On 2021-04-11 15:23, Alexandre Oliva wrote:
On Apr 11, 2021, Thomas Rodgers <rodg...@appliantology.com> wrote:
On 2021-04-11 12:30, Alexandre Oliva via Gcc wrote:
AFAIK, you actually have no real say on who the company to whom you
sold your services assigns *their* copyrights to.
That statement is certainly not true with me and my employer. It is
very much *my* decision.
Interesting... I made my statement above because I couldn't find
David's assignment on file. This told me he's covered by Red Hat's
assignment, which supported my statement.
Now, I can't find an assignment on file for you either.
What gives?
1) I *should* have an assignment on file with the FSF (I certainly have
an email trail in my archives on the matter that indicated such,
however..). The paperwork was initiated before I started at Red Hat, my
sense of the process was it's a disorganized shit show at the FSF for
processing these things (or was at the time so who knows, maybe it's
better now?, but I suspect not...for fairly obvious reasons) and I
didn't actively pursue confirmation that everything was fully set,
because I had RH's blanket assignment to operate under and I didn't have
any expectation I'd need to deal with a separate assignment any time
soon at that point for work on libstdc++.
2) So, I have done my libstdc++ work to date under RH's assignment to
the FSF. Before that happened, however, I did work as a Red Hat employee
to bring what was a the time, Intel's standalone C++ parallel algorithms
implementation into a state where it could be contributed to libstdc++
as Intel had offered. Intel *also* offered the implementation to libc++.
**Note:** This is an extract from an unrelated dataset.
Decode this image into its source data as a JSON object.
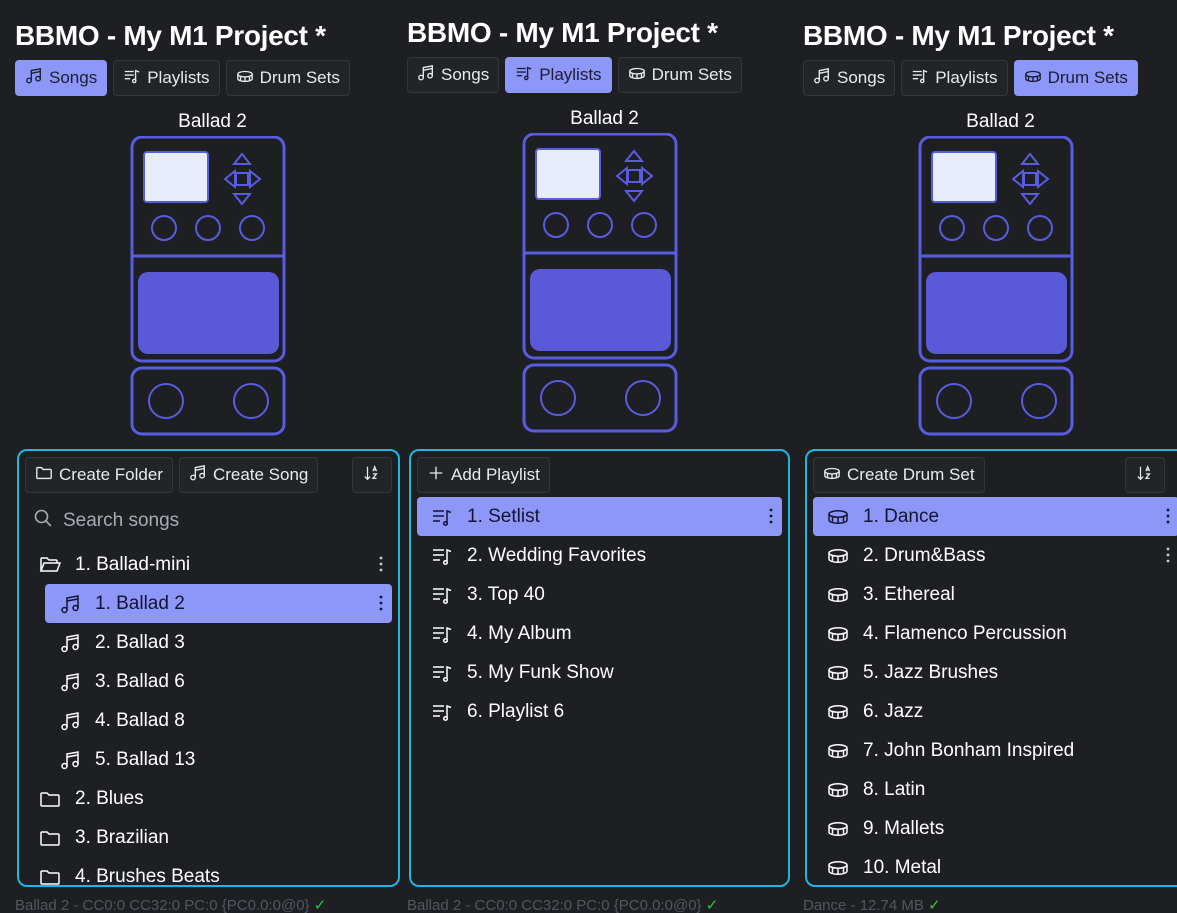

The work I did to bring the implementation in line with the requirements
for being part of the standard library is largely the same between
libstdc++ and libc++, and it was decided that we'd contribute the work
to the LLVM project and relicense under those terms. Then I'd contribute
*that* relicensed work to libstdc++. So, to this point, no work had been
done in the libstdc++ codebase, just Intel's upstream repo.
This required Intel's lawyers to get a copyright assignment from me.
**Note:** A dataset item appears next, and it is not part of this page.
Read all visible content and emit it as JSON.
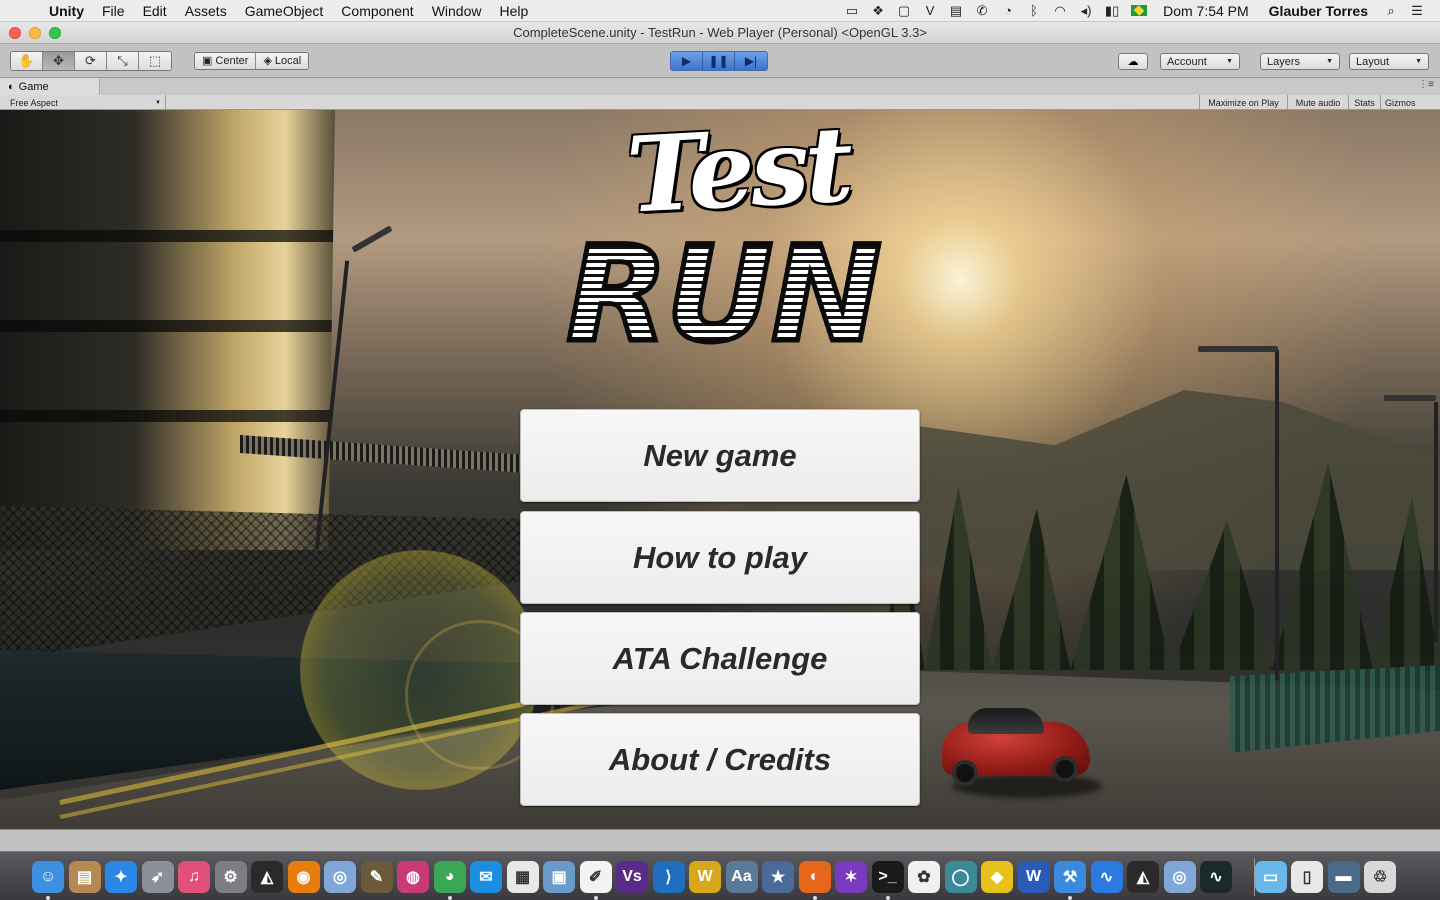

This in turn required me to talk to Red Hat's lawyers. Where upon I
learned, as long as Red Hat employees' work is done under an approved
open source/free software license, Red Hat does not assert ownership
over the work. As a result, Red Hat confirmed they had no involvement in
relicensing the work that they had paid for.
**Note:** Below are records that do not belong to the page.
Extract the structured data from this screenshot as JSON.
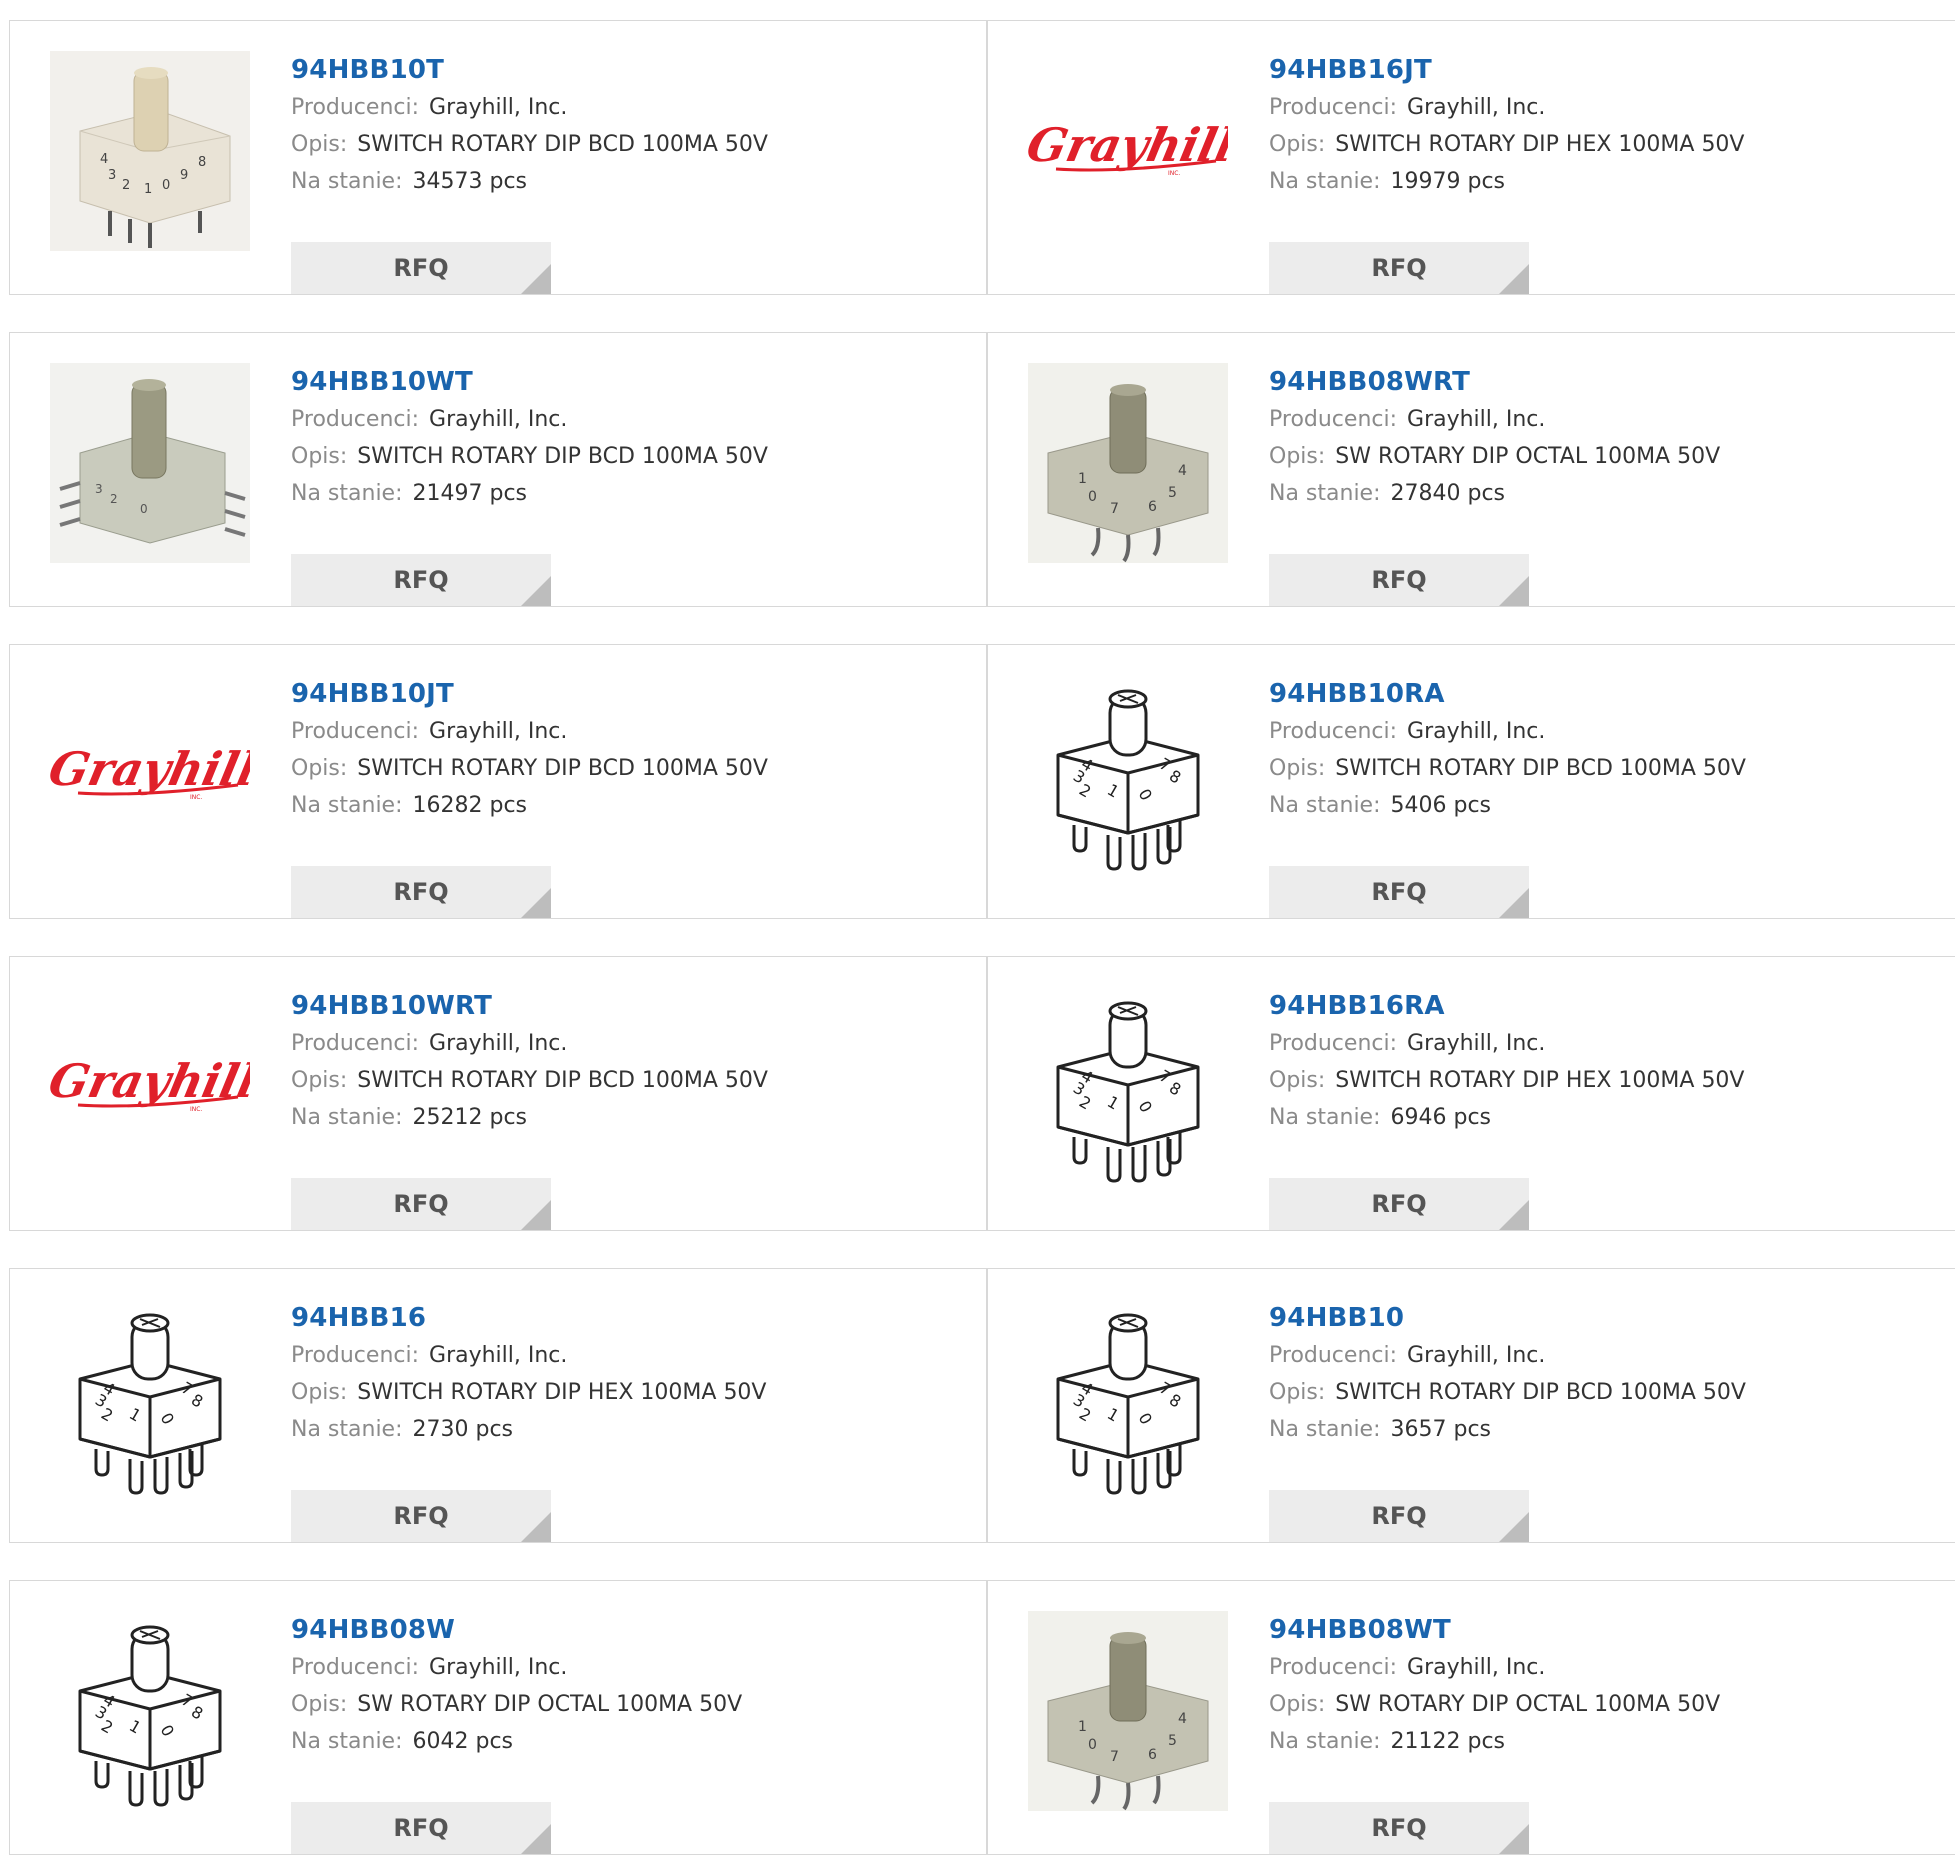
{
  "labels": {
    "manufacturer": "Producenci:",
    "description": "Opis:",
    "stock": "Na stanie:",
    "rfq": "RFQ"
  },
  "products": [
    {
      "part": "94HBB10T",
      "manufacturer": "Grayhill, Inc.",
      "description": "SWITCH ROTARY DIP BCD 100MA 50V",
      "stock": "34573 pcs",
      "image": "photo-beige-switch"
    },
    {
      "part": "94HBB16JT",
      "manufacturer": "Grayhill, Inc.",
      "description": "SWITCH ROTARY DIP HEX 100MA 50V",
      "stock": "19979 pcs",
      "image": "grayhill-logo"
    },
    {
      "part": "94HBB10WT",
      "manufacturer": "Grayhill, Inc.",
      "description": "SWITCH ROTARY DIP BCD 100MA 50V",
      "stock": "21497 pcs",
      "image": "photo-gray-smd-switch"
    },
    {
      "part": "94HBB08WRT",
      "manufacturer": "Grayhill, Inc.",
      "description": "SW ROTARY DIP OCTAL 100MA 50V",
      "stock": "27840 pcs",
      "image": "photo-gray-switch"
    },
    {
      "part": "94HBB10JT",
      "manufacturer": "Grayhill, Inc.",
      "description": "SWITCH ROTARY DIP BCD 100MA 50V",
      "stock": "16282 pcs",
      "image": "grayhill-logo"
    },
    {
      "part": "94HBB10RA",
      "manufacturer": "Grayhill, Inc.",
      "description": "SWITCH ROTARY DIP BCD 100MA 50V",
      "stock": "5406 pcs",
      "image": "line-drawing-switch"
    },
    {
      "part": "94HBB10WRT",
      "manufacturer": "Grayhill, Inc.",
      "description": "SWITCH ROTARY DIP BCD 100MA 50V",
      "stock": "25212 pcs",
      "image": "grayhill-logo"
    },
    {
      "part": "94HBB16RA",
      "manufacturer": "Grayhill, Inc.",
      "description": "SWITCH ROTARY DIP HEX 100MA 50V",
      "stock": "6946 pcs",
      "image": "line-drawing-switch"
    },
    {
      "part": "94HBB16",
      "manufacturer": "Grayhill, Inc.",
      "description": "SWITCH ROTARY DIP HEX 100MA 50V",
      "stock": "2730 pcs",
      "image": "line-drawing-switch"
    },
    {
      "part": "94HBB10",
      "manufacturer": "Grayhill, Inc.",
      "description": "SWITCH ROTARY DIP BCD 100MA 50V",
      "stock": "3657 pcs",
      "image": "line-drawing-switch"
    },
    {
      "part": "94HBB08W",
      "manufacturer": "Grayhill, Inc.",
      "description": "SW ROTARY DIP OCTAL 100MA 50V",
      "stock": "6042 pcs",
      "image": "line-drawing-switch"
    },
    {
      "part": "94HBB08WT",
      "manufacturer": "Grayhill, Inc.",
      "description": "SW ROTARY DIP OCTAL 100MA 50V",
      "stock": "21122 pcs",
      "image": "photo-gray-switch"
    }
  ],
  "logo_text": "Grayhill",
  "colors": {
    "part_link": "#1a64ad",
    "label": "#8a8a8a",
    "value": "#333333",
    "rfq_bg": "#ececec",
    "logo_red": "#e0202a"
  }
}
This is not a common situation with corporate work, I grant you. But it
is very much the case with Red Hat's employee contributions that Red Hat
does not itself assert ownership of the work they do. This means, in
particular, that it is the decision of the Red Hat folks who work on GCC
to continue doing so under the current terms, or, as Jonathan has
indicated, to not do it under those terms.